The aim of this project was to study the localization and regulation of Prxs in normal human lung and also their role in selected lung disorders (pulmonary sarcoidosis, pleural mesothelioma, lung carcinomas and chronic obstructive disorder, COPD). Additionally the expression of thioredoxin (Trx) and thioredoxin reductase (TrxR) was analysed in the lung of smokers and COPD patients. These enzymes are important reductants in cell and Prxs are one of their targets. Lung is an important organ in the field of ROS and antioxidant research since it is especially vulnerable to exogenous oxidative stress caused by pollutants, cigarette smoke and also by high oxygen pressure.
The results showed that all six human Prxs were expressed in healthy human lung but in a cell-specific manner. The most prominent expression was detected in the epithelium and in macrophages, the cells most prone to oxidative stress. There were also differences in subcellular locations of Prxs.
The expression of Prxs in non-malignant lung diseases (pulmonary sarcoidosis and COPD) and in smoker’s lung was very similar with that in normal lung. Higher expression of Prx V and VI was detected in a subpopulation of macrophages sampled from COPD patients’ lung. In contrast, Trx expression was induced in the bronchial epithelium of smoker’s lung.
Differences in the expression compared to normal lung were seen in lung malignancies (pleural mesothelioma and lung carcinomas). Interestingly, different Prxs were highly expressed in different types of carcinomas. In pleural mesothelioma, all Prxs except Prx IV were highly expressed when compared to normal pleura, in adenocarcinoma Prxs I, II, VI and especially IV, and in squamous cell carcinoma Prxs I, II and IV were upregulated.

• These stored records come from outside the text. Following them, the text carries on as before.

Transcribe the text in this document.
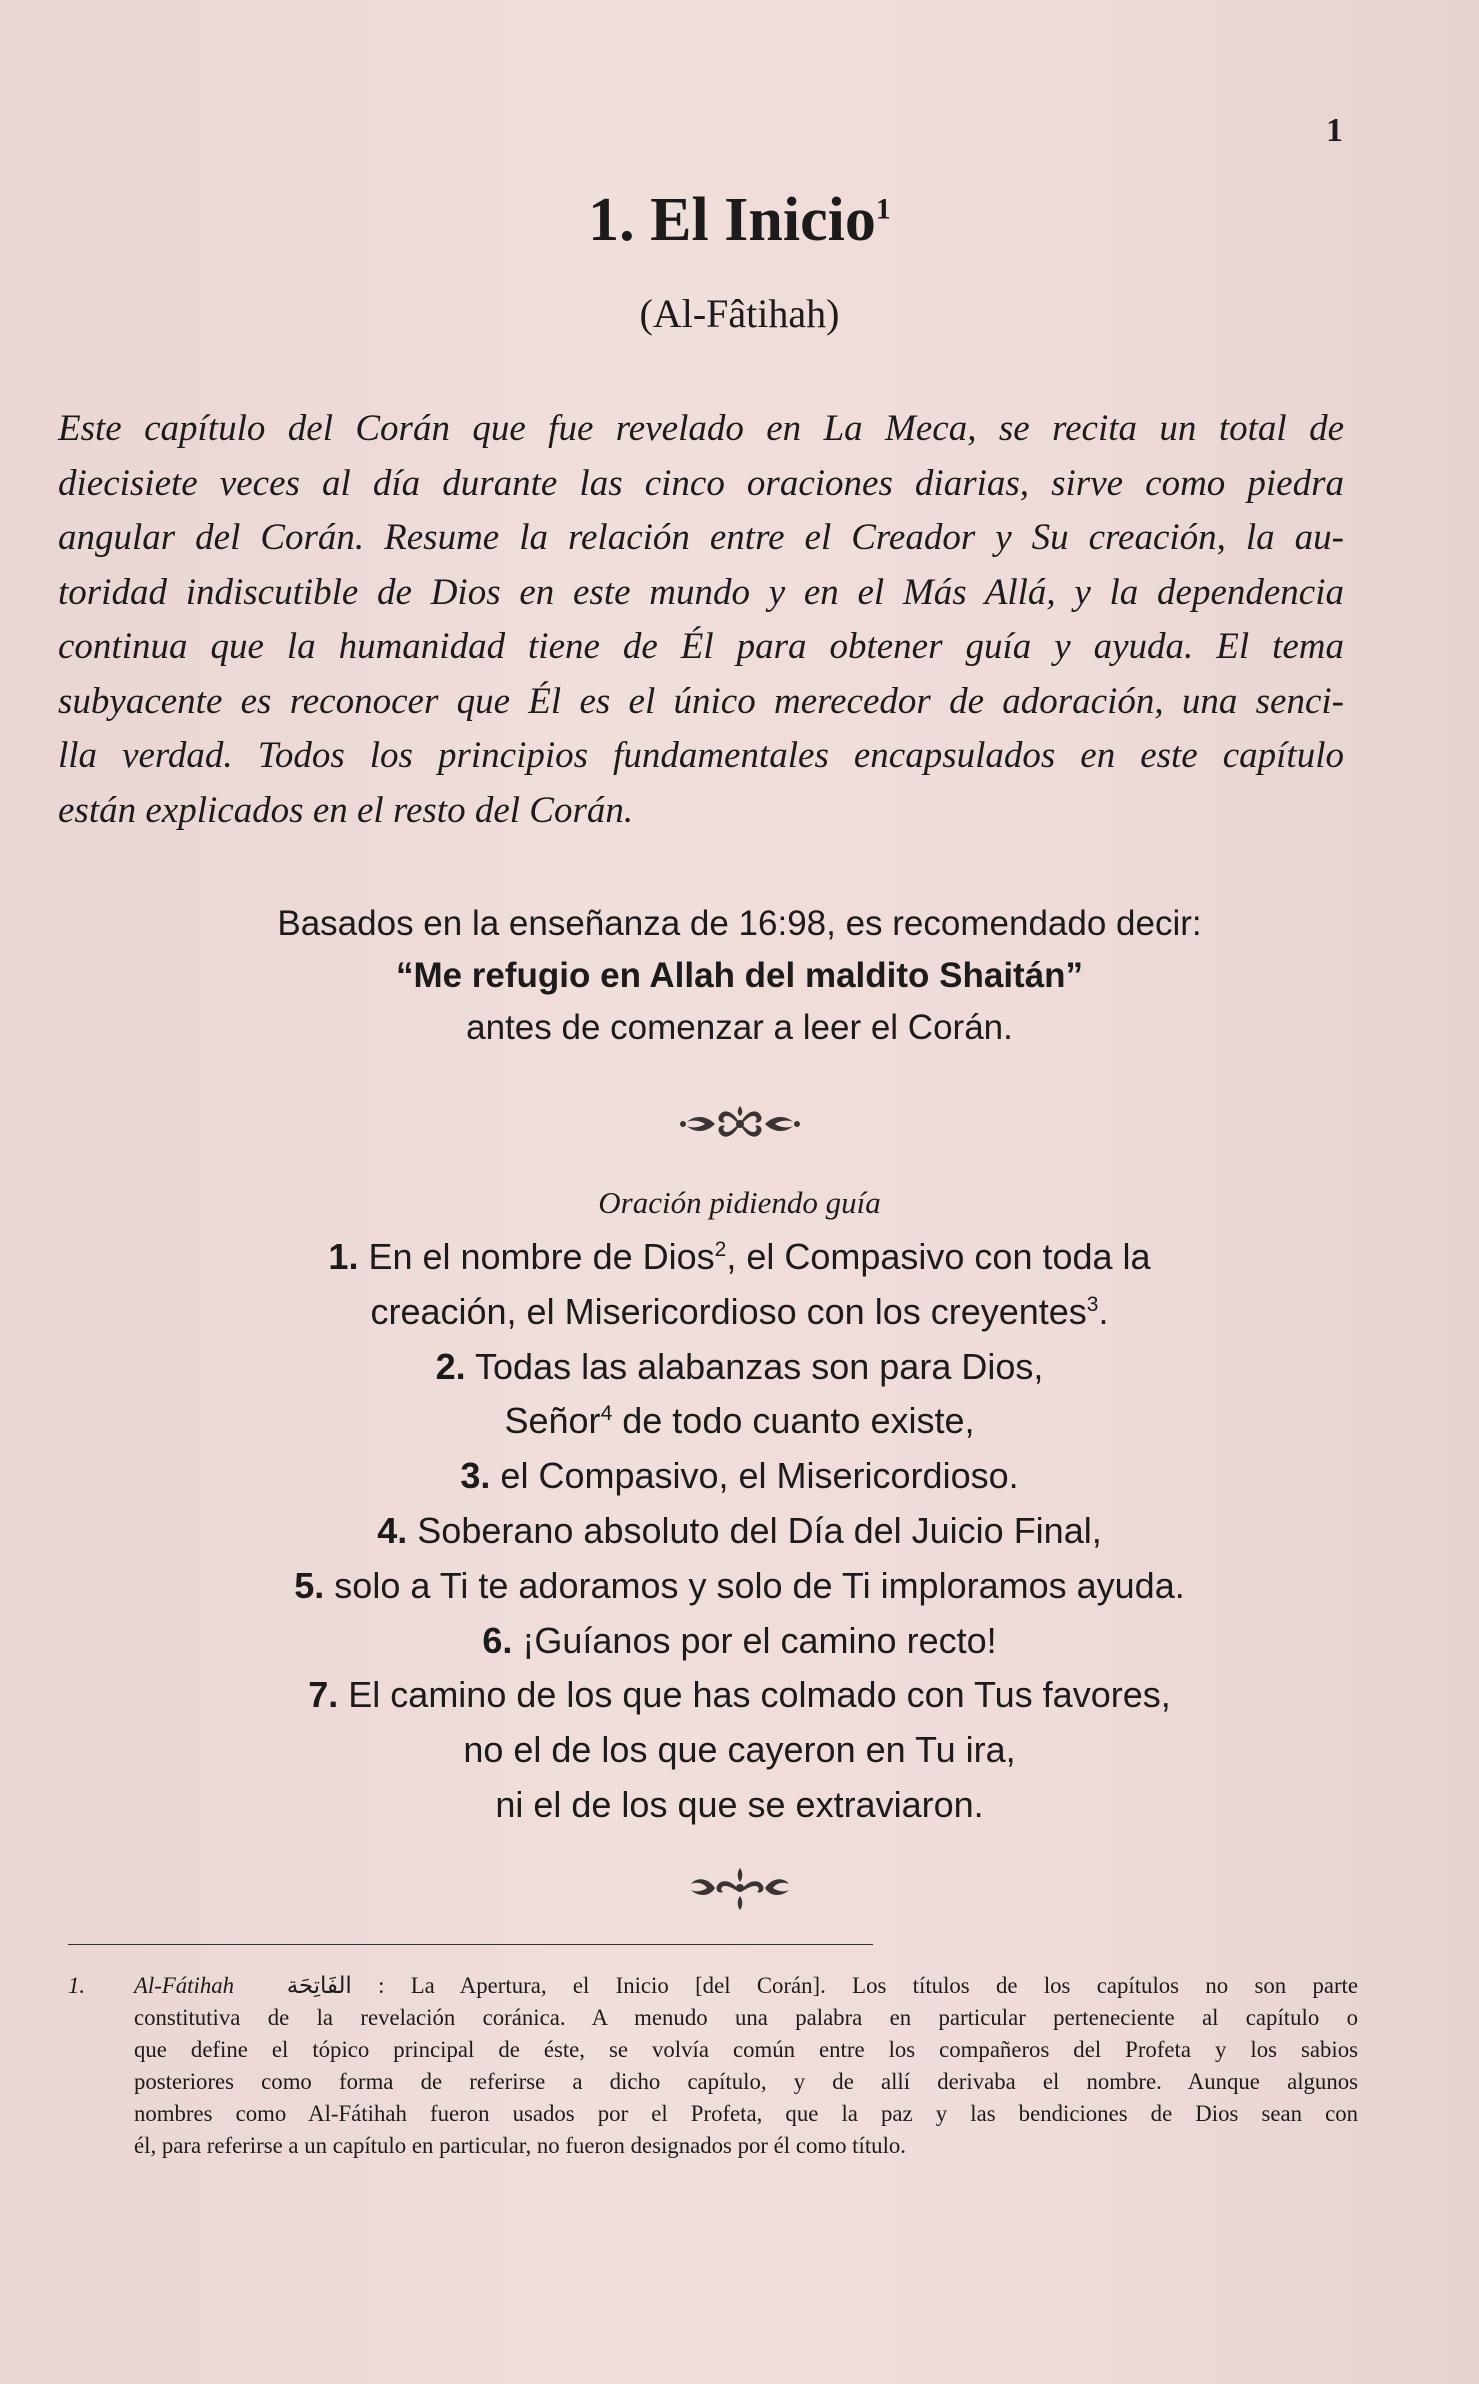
1
1. El Inicio$^1$
(Al-Fâtihah)
Este capítulo del Corán que fue revelado en La Meca, se recita un total de
diecisiete veces al día durante las cinco oraciones diarias, sirve como piedra
angular del Corán. Resume la relación entre el Creador y Su creación, la au-
toridad indiscutible de Dios en este mundo y en el Más Allá, y la dependencia
continua que la humanidad tiene de Él para obtener guía y ayuda. El tema
subyacente es reconocer que Él es el único merecedor de adoración, una senci-
lla verdad. Todos los principios fundamentales encapsulados en este capítulo
están explicados en el resto del Corán.
Basados en la enseñanza de 16:98, es recomendado decir:
“Me refugio en Allah del maldito Shaitán”
antes de comenzar a leer el Corán.
Oración pidiendo guía
1. En el nombre de Dios$^2$, el Compasivo con toda la
creación, el Misericordioso con los creyentes$^3$.
2. Todas las alabanzas son para Dios,
Señor$^4$ de todo cuanto existe,
3. el Compasivo, el Misericordioso.
4. Soberano absoluto del Día del Juicio Final,
5. solo a Ti te adoramos y solo de Ti imploramos ayuda.
6. ¡Guíanos por el camino recto!
7. El camino de los que has colmado con Tus favores,
no el de los que cayeron en Tu ira,
ni el de los que se extraviaron.
1. Al-Fátihah الفَاتِحَة : La Apertura, el Inicio [del Corán]. Los títulos de los capítulos no son parte
constitutiva de la revelación coránica. A menudo una palabra en particular perteneciente al capítulo o
que define el tópico principal de éste, se volvía común entre los compañeros del Profeta y los sabios
posteriores como forma de referirse a dicho capítulo, y de allí derivaba el nombre. Aunque algunos
nombres como Al-Fátihah fueron usados por el Profeta, que la paz y las bendiciones de Dios sean con
él, para referirse a un capítulo en particular, no fueron designados por él como título.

Tests performed on cultured cells in vitro revealed only a minor increase in the Prx expression after severe oxidant stress in malignant lung cell line originating from alveolar type II pneumocytes (A549) or non-malignant cell line derived from bronchial epithelium. None of the tested growth factors or cytokines affected Prx expression or oxidation state, but severe oxidant stress influenced remarkably the oxidation state of the Prxs.